Kawiarnie XXI wieku
zjawiska
Wielu z nas nie wyobraża sobie dnia bez kawy. Dla niektórych jej spożywanie to niemal ceremoniał. Mamy jednak coraz mniej czasu na delektowanie się jej smakiem. Często wpadamy po kubek na wynos do ulubionej kawiarni i pędzimy zmagać się z dniem. O tym, jakiej rewolucji dokonano w XX i XXI wieku w sposobie picia kawy, opowiada dokument emitowany na antenie Kuchni.tv pt. Howard Schultz i Starbucks. Na przykładzie największej na świecie sieci kawiarni Starbucks poznamy nowe znaczenie słowa „kawiarnia”.

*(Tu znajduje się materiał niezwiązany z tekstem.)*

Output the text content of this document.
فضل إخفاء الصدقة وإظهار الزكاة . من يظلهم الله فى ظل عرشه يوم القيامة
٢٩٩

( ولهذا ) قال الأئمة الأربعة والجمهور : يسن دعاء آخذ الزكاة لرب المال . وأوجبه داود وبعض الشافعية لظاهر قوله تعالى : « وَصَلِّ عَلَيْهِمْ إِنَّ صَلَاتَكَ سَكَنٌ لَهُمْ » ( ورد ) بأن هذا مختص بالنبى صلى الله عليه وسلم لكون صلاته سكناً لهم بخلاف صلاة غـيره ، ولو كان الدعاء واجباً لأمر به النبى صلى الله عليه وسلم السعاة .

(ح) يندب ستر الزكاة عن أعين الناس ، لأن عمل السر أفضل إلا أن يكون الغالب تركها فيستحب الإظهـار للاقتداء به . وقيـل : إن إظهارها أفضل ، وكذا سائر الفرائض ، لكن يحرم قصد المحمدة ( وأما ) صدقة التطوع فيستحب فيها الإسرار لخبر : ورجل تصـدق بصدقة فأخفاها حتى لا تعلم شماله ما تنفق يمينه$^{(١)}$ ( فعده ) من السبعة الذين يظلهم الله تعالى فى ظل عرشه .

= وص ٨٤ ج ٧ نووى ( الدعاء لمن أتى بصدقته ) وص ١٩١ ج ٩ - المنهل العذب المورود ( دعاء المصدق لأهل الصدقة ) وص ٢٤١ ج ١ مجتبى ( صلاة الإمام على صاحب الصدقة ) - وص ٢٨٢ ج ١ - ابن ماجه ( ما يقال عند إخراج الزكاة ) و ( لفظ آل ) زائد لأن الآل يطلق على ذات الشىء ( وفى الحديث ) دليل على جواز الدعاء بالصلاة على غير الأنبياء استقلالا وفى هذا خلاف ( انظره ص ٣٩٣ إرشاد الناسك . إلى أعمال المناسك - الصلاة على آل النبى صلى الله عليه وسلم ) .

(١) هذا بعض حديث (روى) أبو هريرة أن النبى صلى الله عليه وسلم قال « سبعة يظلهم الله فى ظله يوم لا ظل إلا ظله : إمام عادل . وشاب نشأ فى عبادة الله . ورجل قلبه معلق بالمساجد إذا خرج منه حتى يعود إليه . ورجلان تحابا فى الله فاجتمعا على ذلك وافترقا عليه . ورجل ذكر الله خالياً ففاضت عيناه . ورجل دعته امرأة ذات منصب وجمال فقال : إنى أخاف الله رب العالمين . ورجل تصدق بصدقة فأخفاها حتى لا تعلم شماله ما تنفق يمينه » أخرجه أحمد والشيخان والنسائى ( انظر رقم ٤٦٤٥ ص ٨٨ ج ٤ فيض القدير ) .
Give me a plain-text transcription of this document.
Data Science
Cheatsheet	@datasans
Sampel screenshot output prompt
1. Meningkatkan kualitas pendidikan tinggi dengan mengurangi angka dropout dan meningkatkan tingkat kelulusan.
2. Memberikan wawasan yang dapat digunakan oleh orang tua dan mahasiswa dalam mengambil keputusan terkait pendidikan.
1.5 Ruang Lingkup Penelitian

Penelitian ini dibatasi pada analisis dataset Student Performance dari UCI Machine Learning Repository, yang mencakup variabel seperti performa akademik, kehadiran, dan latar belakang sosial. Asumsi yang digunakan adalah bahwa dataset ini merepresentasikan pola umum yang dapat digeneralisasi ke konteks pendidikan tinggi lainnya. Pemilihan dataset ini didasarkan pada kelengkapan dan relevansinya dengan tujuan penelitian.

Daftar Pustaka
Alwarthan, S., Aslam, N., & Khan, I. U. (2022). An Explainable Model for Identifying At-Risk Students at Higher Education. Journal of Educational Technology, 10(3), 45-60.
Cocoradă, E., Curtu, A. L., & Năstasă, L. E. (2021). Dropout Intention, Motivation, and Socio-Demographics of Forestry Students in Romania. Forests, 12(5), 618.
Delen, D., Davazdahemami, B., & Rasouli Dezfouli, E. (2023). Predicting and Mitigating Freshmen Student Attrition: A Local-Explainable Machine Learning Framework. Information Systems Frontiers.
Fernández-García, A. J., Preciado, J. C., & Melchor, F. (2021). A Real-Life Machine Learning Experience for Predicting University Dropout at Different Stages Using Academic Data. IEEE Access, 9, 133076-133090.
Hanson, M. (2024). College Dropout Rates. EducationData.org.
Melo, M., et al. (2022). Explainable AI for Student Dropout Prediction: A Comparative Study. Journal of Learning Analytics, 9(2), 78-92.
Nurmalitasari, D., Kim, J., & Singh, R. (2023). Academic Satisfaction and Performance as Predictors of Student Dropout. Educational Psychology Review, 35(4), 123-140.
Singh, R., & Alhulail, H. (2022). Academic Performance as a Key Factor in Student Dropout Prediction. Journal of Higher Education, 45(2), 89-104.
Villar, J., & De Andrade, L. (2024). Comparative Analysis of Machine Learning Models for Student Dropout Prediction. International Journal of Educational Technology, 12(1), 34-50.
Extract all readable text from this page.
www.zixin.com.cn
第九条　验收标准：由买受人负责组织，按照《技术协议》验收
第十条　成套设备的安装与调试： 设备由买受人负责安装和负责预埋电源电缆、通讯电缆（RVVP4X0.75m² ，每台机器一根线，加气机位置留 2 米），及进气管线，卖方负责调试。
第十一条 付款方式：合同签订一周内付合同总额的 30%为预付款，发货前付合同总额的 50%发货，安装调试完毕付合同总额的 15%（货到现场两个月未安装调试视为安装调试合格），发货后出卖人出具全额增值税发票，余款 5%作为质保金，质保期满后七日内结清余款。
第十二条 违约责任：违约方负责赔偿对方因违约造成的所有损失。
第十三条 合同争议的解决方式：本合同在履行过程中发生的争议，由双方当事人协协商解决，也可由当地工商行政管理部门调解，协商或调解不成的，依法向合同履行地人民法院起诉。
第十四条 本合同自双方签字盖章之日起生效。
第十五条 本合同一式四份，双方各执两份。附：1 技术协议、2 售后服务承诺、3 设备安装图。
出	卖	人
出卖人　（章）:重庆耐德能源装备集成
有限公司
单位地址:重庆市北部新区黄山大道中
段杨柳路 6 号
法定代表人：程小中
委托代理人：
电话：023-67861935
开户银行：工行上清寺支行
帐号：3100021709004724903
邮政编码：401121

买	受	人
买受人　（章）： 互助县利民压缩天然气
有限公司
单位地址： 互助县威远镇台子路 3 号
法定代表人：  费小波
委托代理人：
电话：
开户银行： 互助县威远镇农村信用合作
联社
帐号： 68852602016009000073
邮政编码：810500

Historia kawy sięga I tysiąclecia p.n.e., a pierwsze wzmianki o jej owocach i ich wykorzystaniu pochodzą z Etiopii. Już wtedy zauważono jej pobudzające właściwości. Jednak zanim kawa zaczęła być spożywana w postaci gorącego napoju, ziarna kawowca były miażdżone, mieszane z masłem i formowane w małe kulki, a następnie spożywane pod tą postacią. Robili tak między innymi etiopscy mnisi, którzy dzięki pobudzającym właściwościom tej rośliny mogli czuwać i modlić się całymi nocami.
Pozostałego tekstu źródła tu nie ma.